When one of her mentors, Dr. Samuel T. Orton, died in 1948, Childs and some of her colleagues began The Orton Society, to further the research, education, and treatment of dyslexia. Childs was voted in as the vice-president in 1959, and she held that title until 1965. She opened the Dallas branch of The Orton Society, and co-founded the New York branch. While she was vice-president, Childs established the Anna Gillingham Fund, a fund to acknowledge Anna Gillingham's contributions to education and to help fund teacher training of dyslexic students. Sally was also the recipient of the 1973 Samuel T. Orton Award, for her “outstanding work in the field of specific language disabilities”.

When Ms.
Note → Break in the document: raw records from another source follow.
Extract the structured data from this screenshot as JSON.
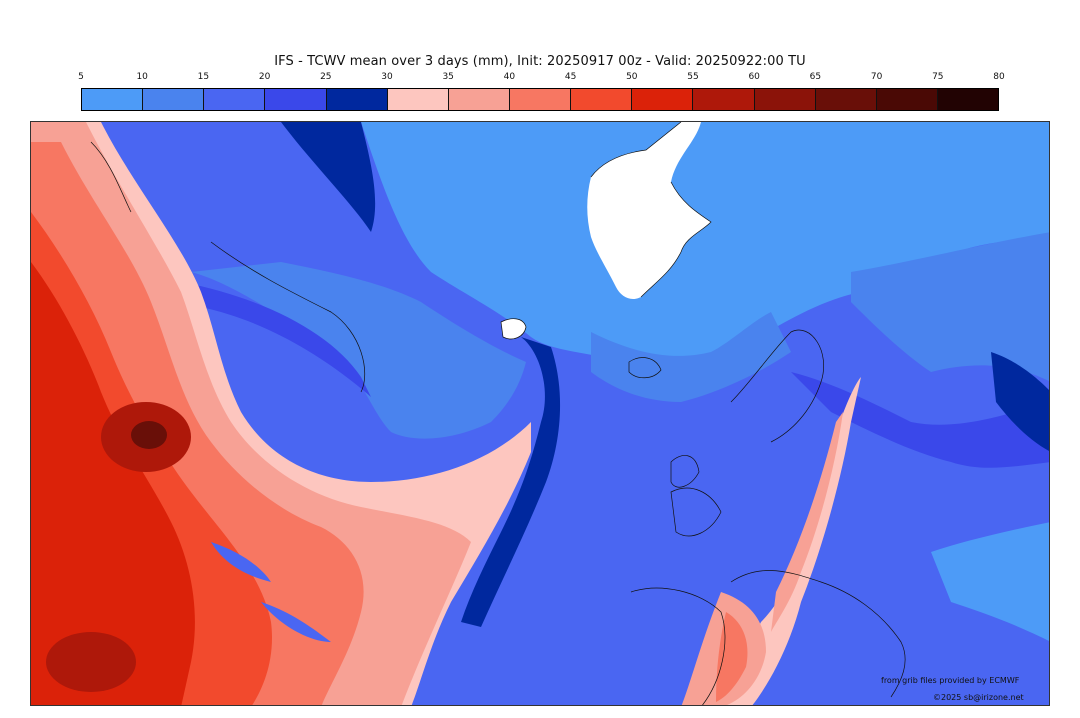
{
  "title": "IFS - TCWV mean over 3 days (mm), Init: 20250917 00z - Valid: 20250922:00 TU",
  "colorbar": {
    "ticks": [
      "5",
      "10",
      "15",
      "20",
      "25",
      "30",
      "35",
      "40",
      "45",
      "50",
      "55",
      "60",
      "65",
      "70",
      "75",
      "80"
    ],
    "colors": [
      "#4d9bf7",
      "#4a83ee",
      "#4a66f2",
      "#3a48ea",
      "#00289e",
      "#fdc6bf",
      "#f7a195",
      "#f77762",
      "#f24a2d",
      "#db2209",
      "#ae180a",
      "#8b1309",
      "#690f08",
      "#4a0905",
      "#220303"
    ]
  },
  "credits": {
    "source": "from grib files provided by ECMWF",
    "copyright": "©2025 sb@irizone.net"
  }
}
Gillingham died, Mrs. Childs took over the supervision of her training programs, and later developed further training programs herself. She also published several books, including Sound Phonics^{1}, Sound Spelling^{2}, The Childs Spelling Rules^{3}, Magic Squares^{4}, and The Childs Phonics Proficiency Scales^{5}. The Sally B. Childs Fund formed in her name in 1987, which established help to fund teachers that could not afford the training for teaching dyslexic students.